- Printing also gave rise to demand of writers.
- As more and more people began to read, they wanted to see glimpses of their own lives in the books they read.
- New literary forms like literature, lyrics, short stories, essays about socio political matters also entered the picture.
- With setting up of new printing presses, visual images could be easily reproduced in large numbers, this gave rise to PAINTINGS.
- Painters like Raja Ravi Varma produced images for mass circulation.
- Even the poor began buying , Cheap Prints and Calendars to decorate the walls of their houses.
- By 1870s, caricatures and cartoons began to be published in newspapers and journals commenting about socio political issues.
WOMEN AND PRINT :
- Women began reading enormously in middle class homes.
- Liberal husbands and fathers began educating women in their homes.
- Women began going to schools set up in cities and towns after the mid 19th century.
- Journals began to be published highlighting the importance of educating women.
- Some Journals even carried syllabus and suitable reading material which could be used for home based schooling.
- Not all families were liberal.
- Conservative Hindus believed a literate girl would be widowed and Muslims feared educated women would be corrupted by reading Urdu romances.
- In 19th century, Rashsundari Debi , a young married girl in a very orthodox household, learnt to read in the secrecy of her kitchen.
- She wrote her autobiography AMAR JIBAN in bengali language, which was published in 1876.
- From 1860s, bengali women like Kailashbashini Debi began writing experiences of women.
- They wrote about how women were imprisoned at home, kept in ignorance, forced to do hard domestic labour and treated unjustly by family.

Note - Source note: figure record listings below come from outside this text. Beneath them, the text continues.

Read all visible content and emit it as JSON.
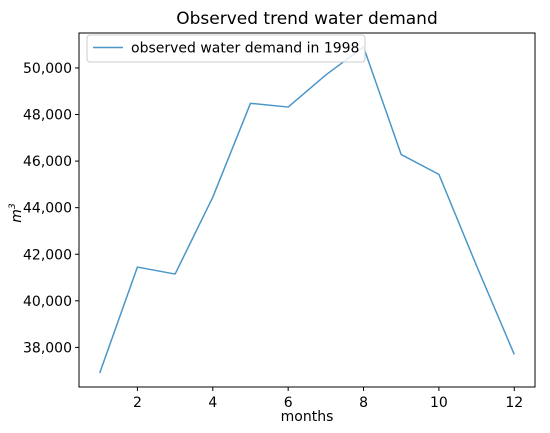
{
  "chart_data": {
    "type": "line",
    "title": "Observed trend water demand",
    "xlabel": "months",
    "ylabel": "m",
    "ylabel_superscript": "3",
    "x": [
      1,
      2,
      3,
      4,
      5,
      6,
      7,
      8,
      9,
      10,
      11,
      12
    ],
    "series": [
      {
        "name": "observed water demand in 1998",
        "color": "#4b96c8",
        "values": [
          36900,
          41450,
          41150,
          44450,
          48480,
          48320,
          49700,
          50900,
          46280,
          45430,
          41500,
          37700
        ]
      }
    ],
    "xlim": [
      0.45,
      12.55
    ],
    "ylim": [
      36300,
      51500
    ],
    "xticks": [
      2,
      4,
      6,
      8,
      10,
      12
    ],
    "yticks": [
      38000,
      40000,
      42000,
      44000,
      46000,
      48000,
      50000
    ],
    "ytick_labels": [
      "38,000",
      "40,000",
      "42,000",
      "44,000",
      "46,000",
      "48,000",
      "50,000"
    ],
    "grid": false,
    "legend_position": "upper-left"
  }
}
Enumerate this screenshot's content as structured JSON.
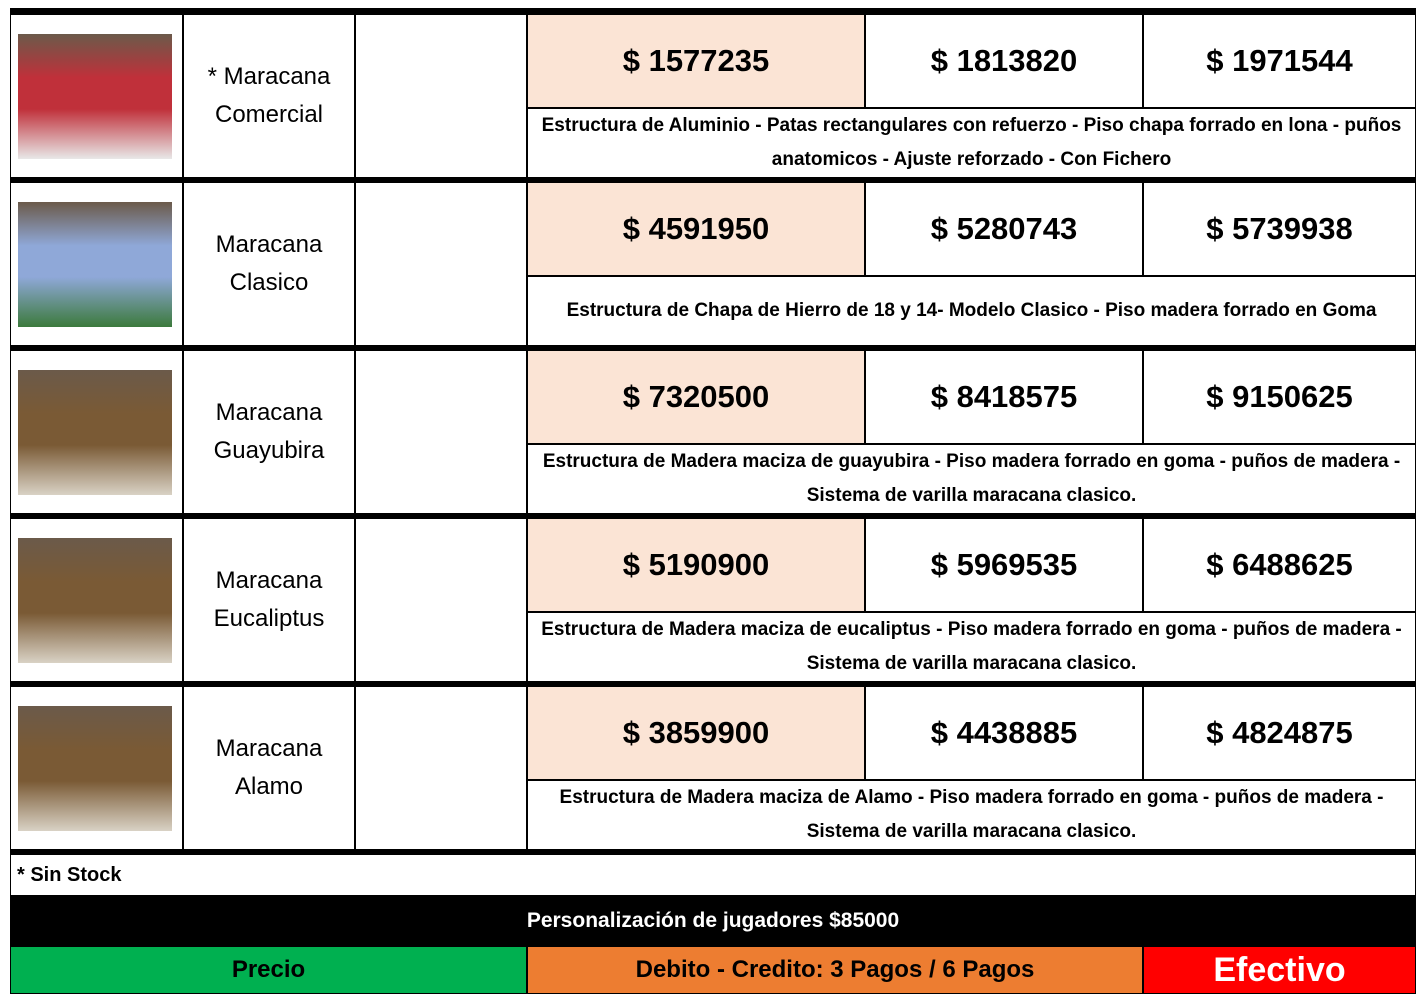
{
  "rows": [
    {
      "name": "* Maracana Comercial",
      "prices": [
        "$ 1577235",
        "$ 1813820",
        "$ 1971544"
      ],
      "description": "Estructura de Aluminio - Patas rectangulares con refuerzo - Piso chapa forrado en lona - puños anatomicos - Ajuste reforzado - Con Fichero"
    },
    {
      "name": "Maracana Clasico",
      "prices": [
        "$ 4591950",
        "$ 5280743",
        "$ 5739938"
      ],
      "description": "Estructura de Chapa de Hierro de 18 y 14- Modelo Clasico - Piso madera forrado en Goma"
    },
    {
      "name": "Maracana Guayubira",
      "prices": [
        "$ 7320500",
        "$ 8418575",
        "$ 9150625"
      ],
      "description": "Estructura de Madera maciza de guayubira - Piso madera forrado en goma - puños de madera - Sistema de varilla maracana clasico."
    },
    {
      "name": "Maracana Eucaliptus",
      "prices": [
        "$ 5190900",
        "$ 5969535",
        "$ 6488625"
      ],
      "description": "Estructura de Madera maciza de eucaliptus - Piso madera forrado en goma - puños de madera - Sistema de varilla maracana clasico."
    },
    {
      "name": "Maracana Alamo",
      "prices": [
        "$ 3859900",
        "$ 4438885",
        "$ 4824875"
      ],
      "description": "Estructura de Madera maciza de Alamo - Piso madera forrado en goma - puños de madera - Sistema de varilla maracana clasico."
    }
  ],
  "note": "* Sin Stock",
  "banner": "Personalización de jugadores $85000",
  "legend": {
    "price": "Precio",
    "card": "Debito - Credito: 3 Pagos / 6 Pagos",
    "cash": "Efectivo"
  }
}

- In the 1880s, Tarabai Shinde and Pandita Ramabai from Maharashtra wrote with passionate anger about miserable lives of upper caste Hindu women, mainly widows.
- Hindi printing began much later in 1870s, after Urdu, Tamil, Bengali and Marathi print culture had already developed.
- In the 20th century, journals written and edited by women became very popular.
- The journals discussed issues like Women’s education, widowhood, widow remarriage and national movement.
- Some journals discussed fashion and brought entertainment .
- In Punjab too, literature was widely printed from early 20th century.
- Ram Chaddha published ISTRI DHARM VICHAR to teach women how to be obedient wives.
- Khalsa Tract Society also published booklets about how to be good wives, they were written in the form of dialogues.
- In Bengal, an area in central Calcutta- the BATTALA was devoted to printing of popular books.
- In Battala, one could find cheap editions of religious scriptures and literature.
COVER OF AMAR JIBAN BY : RASHSUNDARI DEBI.
PRINT AND POOR PEOPLE :
- In the 19th century, very cheap small books were brought to markets.
- Public libraries were set up expanding the access to books.
- Libraries were set up in cities, towns and at times in prosperous villages.
- For rich patrons, setting up a library was a way of acquiring prestige.
- From late 19th century, issues of caste discrimination also began to be written.
- Jyotiba Phule, Maratha Pioneer of ‘ low caste’ movements, wrote about injustices of caste system in his GULAMGIRI(1871).
- In the 20th century, B.R. Ambedkar in Maharashtra and
- E.V. Ramaswamy Naicker( Periyar) wrote powerfully on caste . Their writings were read all over India.
- Kashibaba, a Kanpur millworker, wrote and published CHHOTE AUR BADE KA SAWAL, in 1938 to show links between caste and class exploitation.
- Poems of Sudarshan Chakr, a Kanpur millworker, were published in SACCHI KAVITAYAN in 1955.